What is the direct solver in Havok Physics?
The direct solver is an optional solving mode for constraint groups that solves all constraints simultaneously rather than iteratively, eliminating the slow convergence problem of iterative solving under large mass ratios. It is particularly effective for ragdoll chains, vehicle suspensions, and mechanical assemblies where constraint accuracy is critical. It is enabled per constraint group at runtime.
How does Havok multithread the constraint solver?
Havok partitions bodies into spatial groups, identifies constraint dependencies between groups, and orders constraints by priority. Tasks that affect independent groups run in parallel safely. The partitioning system exploits temporal coherence to maintain balanced workloads across available threads. Studios do not need to manage solver threading manually.
How do solver iterations affect performance and quality?

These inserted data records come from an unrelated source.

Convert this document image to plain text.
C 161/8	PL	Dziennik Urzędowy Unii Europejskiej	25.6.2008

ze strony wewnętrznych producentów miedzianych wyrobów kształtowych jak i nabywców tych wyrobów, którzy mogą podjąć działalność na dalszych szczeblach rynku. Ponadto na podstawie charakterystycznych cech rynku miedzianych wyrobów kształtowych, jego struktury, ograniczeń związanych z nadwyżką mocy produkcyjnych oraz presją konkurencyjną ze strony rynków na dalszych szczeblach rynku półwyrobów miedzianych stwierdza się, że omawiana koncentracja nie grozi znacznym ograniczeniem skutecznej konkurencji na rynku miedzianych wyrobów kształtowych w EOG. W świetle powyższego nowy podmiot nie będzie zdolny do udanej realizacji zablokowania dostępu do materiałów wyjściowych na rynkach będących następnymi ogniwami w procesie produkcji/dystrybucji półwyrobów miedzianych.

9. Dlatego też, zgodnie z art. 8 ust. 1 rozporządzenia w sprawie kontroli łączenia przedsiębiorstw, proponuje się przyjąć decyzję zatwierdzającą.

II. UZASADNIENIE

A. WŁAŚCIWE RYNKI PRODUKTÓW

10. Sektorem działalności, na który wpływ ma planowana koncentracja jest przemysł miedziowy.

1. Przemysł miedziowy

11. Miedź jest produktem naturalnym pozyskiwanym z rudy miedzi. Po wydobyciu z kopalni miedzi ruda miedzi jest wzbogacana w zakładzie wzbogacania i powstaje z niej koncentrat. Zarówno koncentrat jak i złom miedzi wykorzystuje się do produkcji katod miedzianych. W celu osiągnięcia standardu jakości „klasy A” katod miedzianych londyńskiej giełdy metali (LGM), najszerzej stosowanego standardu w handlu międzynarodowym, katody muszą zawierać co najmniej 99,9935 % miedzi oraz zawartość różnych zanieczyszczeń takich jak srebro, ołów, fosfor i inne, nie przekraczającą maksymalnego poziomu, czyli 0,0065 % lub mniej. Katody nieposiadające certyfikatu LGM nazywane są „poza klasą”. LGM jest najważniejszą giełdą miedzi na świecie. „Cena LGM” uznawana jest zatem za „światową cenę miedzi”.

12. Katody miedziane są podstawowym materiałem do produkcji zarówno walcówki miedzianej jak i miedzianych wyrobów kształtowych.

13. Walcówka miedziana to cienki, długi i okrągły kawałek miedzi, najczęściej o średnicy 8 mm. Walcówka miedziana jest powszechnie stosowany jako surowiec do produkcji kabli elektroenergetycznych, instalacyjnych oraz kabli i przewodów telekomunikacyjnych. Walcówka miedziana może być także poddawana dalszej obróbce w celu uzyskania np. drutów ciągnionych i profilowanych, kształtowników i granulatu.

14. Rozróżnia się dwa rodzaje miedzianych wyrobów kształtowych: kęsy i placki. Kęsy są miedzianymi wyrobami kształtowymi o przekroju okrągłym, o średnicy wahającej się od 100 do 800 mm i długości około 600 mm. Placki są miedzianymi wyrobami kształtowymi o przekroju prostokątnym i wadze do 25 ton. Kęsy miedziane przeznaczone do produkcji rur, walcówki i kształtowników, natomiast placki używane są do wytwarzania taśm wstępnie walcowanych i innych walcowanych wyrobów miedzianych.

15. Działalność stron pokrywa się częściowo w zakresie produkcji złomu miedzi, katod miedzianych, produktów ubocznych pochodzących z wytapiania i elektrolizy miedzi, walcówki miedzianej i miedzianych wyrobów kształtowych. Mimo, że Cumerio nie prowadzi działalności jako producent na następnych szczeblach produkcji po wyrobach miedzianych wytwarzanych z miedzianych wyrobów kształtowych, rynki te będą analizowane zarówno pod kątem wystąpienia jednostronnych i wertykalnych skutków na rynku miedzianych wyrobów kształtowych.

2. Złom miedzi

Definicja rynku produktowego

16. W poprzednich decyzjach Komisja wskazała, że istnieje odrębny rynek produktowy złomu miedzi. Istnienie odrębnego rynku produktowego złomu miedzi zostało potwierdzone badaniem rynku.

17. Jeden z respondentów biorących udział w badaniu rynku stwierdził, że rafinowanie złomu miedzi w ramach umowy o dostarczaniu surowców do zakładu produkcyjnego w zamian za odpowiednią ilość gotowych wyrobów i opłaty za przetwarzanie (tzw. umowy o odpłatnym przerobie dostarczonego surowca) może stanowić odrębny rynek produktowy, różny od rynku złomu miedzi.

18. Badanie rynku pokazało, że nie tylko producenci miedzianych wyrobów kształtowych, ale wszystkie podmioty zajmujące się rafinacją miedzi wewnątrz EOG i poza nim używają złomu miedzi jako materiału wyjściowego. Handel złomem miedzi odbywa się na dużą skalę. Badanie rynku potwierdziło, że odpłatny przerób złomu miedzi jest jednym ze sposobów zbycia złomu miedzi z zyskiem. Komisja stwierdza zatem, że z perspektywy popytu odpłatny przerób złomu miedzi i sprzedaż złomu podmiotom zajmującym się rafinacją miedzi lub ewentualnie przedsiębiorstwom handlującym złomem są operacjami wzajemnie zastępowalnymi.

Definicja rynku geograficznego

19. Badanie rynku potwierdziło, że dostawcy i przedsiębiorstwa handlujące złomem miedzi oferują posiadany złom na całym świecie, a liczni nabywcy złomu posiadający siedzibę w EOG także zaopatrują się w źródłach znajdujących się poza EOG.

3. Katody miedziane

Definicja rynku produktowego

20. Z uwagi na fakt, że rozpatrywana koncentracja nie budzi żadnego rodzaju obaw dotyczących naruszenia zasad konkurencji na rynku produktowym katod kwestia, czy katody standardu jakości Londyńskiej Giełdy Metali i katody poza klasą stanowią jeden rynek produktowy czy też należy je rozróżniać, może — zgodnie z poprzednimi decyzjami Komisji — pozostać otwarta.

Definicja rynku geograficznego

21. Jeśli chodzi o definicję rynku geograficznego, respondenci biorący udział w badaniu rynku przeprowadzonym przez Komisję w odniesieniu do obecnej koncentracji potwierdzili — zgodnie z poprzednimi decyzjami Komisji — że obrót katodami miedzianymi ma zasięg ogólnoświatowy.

Each solver iteration processes all active constraints once. More iterations improve constraint stiffness and reduce visible errors (joint separation, penetration) but cost proportional CPU time. Havok allows targeted iteration increases through constraint groups so that critical subsystems get more iterations without increasing the global budget.
What are stabilization atoms in Havok constraints?
Stabilization atoms are an enhanced solving method for joint constraints (ball-and-socket, hinge, ragdoll) that provides better pivot-point error recovery than standard positional error correction. They pre-compute parameters used by the stabilized constraint atoms to improve error recovery for configurations where standard correction under-corrects. They are enabled per-constraint through configuration.